The main focus for markets this week looks to be Fed Chairman Jerome Powell, who will testify in Congress just days after the latest payroll report signaled that the American economy remains on track. U.S. stocks hit a record last week and a bond rally took yields to multiyear lows amid expectations the Fed will lower interest rates by at least a quarter of a percentage point at its July meeting. Joe “JJ” Kinahan, the chief market strategist at TD Ameritrade, sees a high likelihood of a July cut.
The Stoxx Europe 600 Index slipped, with Deutsche Bank AG surrendering earlier gains as traders weighed a plan to cut its workforce by one-fifth. The euro fell after German industrial-production data saw a slight pick-up in May. Greek bonds rose amid hope a new government elected over the weekend will prove to be market-friendly.

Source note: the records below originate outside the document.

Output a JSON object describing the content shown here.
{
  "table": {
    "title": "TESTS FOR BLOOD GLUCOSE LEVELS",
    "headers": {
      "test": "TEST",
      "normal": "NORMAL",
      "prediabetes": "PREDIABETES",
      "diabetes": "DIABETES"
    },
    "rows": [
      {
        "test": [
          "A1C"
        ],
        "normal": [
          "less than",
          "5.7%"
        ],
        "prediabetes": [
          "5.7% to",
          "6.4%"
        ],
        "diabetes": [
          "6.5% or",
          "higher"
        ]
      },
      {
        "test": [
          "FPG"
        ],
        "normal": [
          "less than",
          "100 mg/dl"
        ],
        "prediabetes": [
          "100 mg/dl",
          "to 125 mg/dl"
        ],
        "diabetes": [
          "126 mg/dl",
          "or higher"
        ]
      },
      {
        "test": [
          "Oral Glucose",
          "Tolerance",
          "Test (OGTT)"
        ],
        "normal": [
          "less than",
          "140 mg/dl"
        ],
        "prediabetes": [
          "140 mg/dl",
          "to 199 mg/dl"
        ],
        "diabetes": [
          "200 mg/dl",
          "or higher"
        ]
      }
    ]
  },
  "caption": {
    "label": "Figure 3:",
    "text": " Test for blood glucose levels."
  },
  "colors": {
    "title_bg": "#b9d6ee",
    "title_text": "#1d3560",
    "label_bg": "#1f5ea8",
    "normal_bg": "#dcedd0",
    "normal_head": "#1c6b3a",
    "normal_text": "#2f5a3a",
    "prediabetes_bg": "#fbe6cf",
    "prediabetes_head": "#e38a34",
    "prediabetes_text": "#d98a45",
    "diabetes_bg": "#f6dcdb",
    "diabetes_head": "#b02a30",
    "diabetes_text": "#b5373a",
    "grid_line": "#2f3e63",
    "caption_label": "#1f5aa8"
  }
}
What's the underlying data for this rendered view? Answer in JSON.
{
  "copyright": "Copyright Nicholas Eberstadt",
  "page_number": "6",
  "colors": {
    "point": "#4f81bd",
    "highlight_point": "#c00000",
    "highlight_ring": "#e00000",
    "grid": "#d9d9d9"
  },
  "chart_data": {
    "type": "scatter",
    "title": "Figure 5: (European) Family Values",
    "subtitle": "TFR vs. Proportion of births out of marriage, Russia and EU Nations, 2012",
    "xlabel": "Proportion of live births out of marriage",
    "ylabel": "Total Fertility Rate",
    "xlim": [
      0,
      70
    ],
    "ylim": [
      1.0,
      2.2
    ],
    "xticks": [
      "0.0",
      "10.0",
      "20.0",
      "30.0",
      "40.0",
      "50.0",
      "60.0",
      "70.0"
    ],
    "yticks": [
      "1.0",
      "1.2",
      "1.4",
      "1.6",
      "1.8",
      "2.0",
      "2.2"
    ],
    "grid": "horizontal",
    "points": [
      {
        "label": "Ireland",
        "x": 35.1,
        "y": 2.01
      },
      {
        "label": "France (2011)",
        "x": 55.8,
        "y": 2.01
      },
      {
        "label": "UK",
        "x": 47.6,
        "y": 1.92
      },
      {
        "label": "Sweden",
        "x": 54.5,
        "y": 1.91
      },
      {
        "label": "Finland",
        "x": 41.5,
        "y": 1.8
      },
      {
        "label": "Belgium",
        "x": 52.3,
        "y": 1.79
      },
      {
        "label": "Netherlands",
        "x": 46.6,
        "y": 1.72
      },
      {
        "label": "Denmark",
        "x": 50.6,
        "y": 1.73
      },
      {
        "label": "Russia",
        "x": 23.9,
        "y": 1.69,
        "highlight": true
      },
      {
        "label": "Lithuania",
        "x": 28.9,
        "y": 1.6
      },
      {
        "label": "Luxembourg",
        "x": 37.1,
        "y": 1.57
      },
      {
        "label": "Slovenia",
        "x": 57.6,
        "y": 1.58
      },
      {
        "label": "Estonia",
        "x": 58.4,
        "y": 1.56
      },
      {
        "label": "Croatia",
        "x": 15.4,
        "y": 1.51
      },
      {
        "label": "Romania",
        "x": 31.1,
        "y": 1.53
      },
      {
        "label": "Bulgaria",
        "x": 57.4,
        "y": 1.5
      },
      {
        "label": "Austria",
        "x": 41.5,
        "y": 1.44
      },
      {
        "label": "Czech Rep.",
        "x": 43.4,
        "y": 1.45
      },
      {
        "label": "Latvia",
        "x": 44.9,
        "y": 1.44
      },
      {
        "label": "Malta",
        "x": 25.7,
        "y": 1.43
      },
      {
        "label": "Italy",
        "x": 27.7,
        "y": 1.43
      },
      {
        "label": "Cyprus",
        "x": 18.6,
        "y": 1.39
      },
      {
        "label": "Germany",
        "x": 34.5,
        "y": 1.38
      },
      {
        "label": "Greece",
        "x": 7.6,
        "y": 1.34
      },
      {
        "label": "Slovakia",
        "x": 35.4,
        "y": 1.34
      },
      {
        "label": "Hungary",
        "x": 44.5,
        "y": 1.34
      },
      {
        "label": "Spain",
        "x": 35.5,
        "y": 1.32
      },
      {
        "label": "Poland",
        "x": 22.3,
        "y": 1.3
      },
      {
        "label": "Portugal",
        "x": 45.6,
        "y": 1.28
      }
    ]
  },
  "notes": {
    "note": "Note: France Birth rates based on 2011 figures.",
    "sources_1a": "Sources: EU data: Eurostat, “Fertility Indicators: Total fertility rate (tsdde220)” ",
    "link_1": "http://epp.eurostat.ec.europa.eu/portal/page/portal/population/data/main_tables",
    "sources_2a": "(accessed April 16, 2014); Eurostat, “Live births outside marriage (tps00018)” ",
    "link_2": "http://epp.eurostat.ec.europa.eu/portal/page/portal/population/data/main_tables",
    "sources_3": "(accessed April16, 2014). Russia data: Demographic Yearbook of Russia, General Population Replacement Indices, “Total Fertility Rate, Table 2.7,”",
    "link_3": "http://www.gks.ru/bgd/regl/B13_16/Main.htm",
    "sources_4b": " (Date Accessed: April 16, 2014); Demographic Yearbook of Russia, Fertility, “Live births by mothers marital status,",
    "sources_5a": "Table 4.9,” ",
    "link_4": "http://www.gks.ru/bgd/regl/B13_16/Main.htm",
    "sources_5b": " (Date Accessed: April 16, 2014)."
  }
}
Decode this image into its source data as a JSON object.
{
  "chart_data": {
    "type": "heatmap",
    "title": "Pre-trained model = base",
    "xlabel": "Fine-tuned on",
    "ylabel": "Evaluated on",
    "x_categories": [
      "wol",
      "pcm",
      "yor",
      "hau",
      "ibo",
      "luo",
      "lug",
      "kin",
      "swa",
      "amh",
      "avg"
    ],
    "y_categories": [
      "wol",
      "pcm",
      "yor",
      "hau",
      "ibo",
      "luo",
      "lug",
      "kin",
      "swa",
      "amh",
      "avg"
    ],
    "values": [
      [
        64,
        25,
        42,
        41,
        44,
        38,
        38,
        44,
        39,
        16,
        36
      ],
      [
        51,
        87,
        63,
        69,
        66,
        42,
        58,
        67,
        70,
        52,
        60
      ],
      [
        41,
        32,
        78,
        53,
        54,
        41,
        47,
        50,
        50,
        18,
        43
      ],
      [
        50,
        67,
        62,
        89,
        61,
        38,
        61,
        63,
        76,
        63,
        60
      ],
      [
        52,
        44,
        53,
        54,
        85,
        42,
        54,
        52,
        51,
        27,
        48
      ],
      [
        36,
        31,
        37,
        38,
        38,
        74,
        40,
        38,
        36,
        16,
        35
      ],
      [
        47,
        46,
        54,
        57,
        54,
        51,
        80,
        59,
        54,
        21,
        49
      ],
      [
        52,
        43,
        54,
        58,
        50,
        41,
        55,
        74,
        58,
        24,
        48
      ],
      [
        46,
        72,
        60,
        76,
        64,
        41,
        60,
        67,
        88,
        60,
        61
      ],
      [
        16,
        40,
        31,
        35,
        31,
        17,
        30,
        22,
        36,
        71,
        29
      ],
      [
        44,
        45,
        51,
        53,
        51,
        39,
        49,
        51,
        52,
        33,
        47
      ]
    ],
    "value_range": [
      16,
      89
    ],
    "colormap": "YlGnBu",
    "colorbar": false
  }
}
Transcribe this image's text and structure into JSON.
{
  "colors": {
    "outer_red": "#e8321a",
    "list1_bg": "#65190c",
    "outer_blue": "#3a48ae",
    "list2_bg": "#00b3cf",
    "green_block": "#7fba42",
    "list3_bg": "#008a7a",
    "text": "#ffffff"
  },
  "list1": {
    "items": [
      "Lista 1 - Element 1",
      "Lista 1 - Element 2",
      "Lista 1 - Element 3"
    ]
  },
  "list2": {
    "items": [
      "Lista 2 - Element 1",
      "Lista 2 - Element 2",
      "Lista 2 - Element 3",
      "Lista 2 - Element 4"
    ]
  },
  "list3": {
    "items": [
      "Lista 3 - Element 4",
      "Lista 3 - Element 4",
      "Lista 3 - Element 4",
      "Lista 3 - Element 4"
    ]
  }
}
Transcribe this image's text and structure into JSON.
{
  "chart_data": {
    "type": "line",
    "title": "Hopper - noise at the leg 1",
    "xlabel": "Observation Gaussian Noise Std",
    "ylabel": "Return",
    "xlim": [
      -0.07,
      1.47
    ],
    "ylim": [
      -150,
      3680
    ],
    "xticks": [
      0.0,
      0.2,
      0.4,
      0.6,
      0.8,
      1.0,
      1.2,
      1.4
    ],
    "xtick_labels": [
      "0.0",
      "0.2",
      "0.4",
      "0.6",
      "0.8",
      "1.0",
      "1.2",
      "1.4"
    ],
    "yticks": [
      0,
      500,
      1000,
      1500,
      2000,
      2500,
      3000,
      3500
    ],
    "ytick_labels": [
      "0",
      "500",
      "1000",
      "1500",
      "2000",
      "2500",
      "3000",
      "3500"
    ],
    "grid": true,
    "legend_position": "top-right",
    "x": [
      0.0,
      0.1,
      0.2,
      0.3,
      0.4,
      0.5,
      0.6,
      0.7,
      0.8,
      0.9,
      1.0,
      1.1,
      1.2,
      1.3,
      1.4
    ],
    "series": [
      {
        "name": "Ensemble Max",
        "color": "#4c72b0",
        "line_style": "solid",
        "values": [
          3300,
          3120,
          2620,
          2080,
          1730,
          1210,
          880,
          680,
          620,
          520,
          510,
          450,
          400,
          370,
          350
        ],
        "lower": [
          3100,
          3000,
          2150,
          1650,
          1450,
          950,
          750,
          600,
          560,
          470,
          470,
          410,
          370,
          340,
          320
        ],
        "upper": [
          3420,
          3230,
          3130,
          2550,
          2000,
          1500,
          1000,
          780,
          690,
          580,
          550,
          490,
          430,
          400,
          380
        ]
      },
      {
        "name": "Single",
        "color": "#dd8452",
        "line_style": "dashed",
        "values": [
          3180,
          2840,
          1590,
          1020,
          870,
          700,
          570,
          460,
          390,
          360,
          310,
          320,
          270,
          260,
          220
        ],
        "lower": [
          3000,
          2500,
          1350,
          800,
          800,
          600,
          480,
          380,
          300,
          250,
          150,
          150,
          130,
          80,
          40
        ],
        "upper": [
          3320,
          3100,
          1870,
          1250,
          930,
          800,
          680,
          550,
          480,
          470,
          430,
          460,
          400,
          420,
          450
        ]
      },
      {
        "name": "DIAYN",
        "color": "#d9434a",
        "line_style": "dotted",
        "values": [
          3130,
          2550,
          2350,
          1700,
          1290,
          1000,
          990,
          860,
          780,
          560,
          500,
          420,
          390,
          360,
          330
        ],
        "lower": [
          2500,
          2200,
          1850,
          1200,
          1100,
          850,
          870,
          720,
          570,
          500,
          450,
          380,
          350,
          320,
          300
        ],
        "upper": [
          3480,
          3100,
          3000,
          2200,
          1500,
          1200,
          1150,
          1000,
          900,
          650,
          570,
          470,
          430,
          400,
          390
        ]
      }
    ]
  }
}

The S&P 500 Index decreased 0.5% as of 4 p.m. New York time. The Nasdaq 100 lost 0.7% and the Dow Jones Industrial Average fell 0.4%. The Stoxx Europe 600 Index declined 0.1%. Germany’s DAX Index dipped 0.2%. The MSCI Emerging Market Index fell 1.3%, the biggest fall in more than six weeks. The Turkish lira declined 1.9% to 5.7392 per dollar, the biggest decrease in two months. The yield on 10-year Treasuries rose more than one basis point to 2.05%. The two-year rate rose three basis points to 1.89%, while 30-year yields fell two basis points to 2.53%.